Objectives
We evaluate the effectiveness of large language models (LLMs), specifically GPT-based (GPT-3.5 and GPT-4) and Llama-2 models (13B and 7B architectures), in autonomously assessing clinical records (CRs) to enhance medical education and diagnostic skills.
Materials and Methods
Various techniques, including prompt engineering, fine-tuning (FT), and low-rank adaptation (LoRA), were implemented and compared on Llama-2 7B. These methods were assessed using prompts in both English and Spanish to determine their adaptability to different languages. Performance was benchmarked against GPT-3.5, GPT-4, and Llama-2 13B.
Results
GPT-based models, particularly GPT-4, demonstrated promising performance closely aligned with specialist evaluations. Application of FT on Llama-2 7B improved text comprehension in Spanish, equating its performance to that of Llama-2 13B with English prompts.
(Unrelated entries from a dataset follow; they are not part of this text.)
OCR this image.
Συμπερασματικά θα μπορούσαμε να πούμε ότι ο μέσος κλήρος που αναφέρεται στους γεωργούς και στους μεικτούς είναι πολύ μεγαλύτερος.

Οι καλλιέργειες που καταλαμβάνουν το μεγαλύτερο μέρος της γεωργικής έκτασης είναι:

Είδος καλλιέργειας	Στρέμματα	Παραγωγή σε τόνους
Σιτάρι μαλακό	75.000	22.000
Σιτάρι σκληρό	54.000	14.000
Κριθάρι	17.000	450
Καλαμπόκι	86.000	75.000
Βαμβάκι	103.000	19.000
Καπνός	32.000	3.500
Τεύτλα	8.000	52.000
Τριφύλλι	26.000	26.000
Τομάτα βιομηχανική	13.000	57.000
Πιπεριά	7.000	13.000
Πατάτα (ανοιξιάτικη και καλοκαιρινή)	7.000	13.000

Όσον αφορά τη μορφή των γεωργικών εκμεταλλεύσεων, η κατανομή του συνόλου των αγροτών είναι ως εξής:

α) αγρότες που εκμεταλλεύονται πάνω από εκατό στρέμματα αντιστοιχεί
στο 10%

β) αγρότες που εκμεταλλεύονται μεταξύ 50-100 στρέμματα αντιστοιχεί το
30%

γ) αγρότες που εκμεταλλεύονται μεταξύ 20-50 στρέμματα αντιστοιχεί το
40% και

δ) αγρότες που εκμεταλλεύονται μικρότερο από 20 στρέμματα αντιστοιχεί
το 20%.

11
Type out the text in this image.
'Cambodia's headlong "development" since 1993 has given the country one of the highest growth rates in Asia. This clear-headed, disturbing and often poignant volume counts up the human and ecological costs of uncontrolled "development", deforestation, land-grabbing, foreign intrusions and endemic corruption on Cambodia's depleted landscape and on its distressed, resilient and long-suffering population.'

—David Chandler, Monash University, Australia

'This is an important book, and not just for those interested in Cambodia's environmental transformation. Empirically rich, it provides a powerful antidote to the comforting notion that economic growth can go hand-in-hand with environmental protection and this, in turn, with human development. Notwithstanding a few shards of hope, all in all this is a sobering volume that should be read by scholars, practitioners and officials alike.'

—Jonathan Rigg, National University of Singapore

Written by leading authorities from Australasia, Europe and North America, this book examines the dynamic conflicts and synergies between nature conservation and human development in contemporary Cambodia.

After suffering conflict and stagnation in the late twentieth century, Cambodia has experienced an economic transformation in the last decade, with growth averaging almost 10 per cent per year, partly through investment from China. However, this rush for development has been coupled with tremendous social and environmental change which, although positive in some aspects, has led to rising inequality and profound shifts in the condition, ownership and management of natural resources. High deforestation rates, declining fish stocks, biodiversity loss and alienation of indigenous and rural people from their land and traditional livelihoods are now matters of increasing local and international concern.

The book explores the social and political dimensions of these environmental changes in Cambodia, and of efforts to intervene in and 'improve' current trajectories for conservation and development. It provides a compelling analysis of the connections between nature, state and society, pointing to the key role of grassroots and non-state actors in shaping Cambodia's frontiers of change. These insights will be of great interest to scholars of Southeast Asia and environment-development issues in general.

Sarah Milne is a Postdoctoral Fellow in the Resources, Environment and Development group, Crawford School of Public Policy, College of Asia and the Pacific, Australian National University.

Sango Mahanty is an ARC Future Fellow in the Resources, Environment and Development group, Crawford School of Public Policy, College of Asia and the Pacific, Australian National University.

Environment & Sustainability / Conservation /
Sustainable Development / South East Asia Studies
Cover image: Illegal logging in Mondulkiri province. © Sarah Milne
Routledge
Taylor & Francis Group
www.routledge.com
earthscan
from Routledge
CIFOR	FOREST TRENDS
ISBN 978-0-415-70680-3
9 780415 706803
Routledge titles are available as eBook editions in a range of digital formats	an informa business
Low-rank adaptation significantly enhanced performance, surpassing GPT-3.5 results when combined with FT. This indicates LoRA’s effectiveness in adapting open-source models for specific tasks.
Discussion
While GPT-4 showed superior performance, FT and LoRA on Llama-2 7B proved crucial in improving language comprehension and task-specific accuracy. Identified limitations highlight the need for further research.
Conclusion
This study underscores the potential of LLMs in medical education, providing an innovative, effective approach to CR correction. Low-rank adaptation emerged as the most effective technique, enabling open-source models to perform on par with proprietary models. Future research should focus on overcoming current limitations to further improve model performance.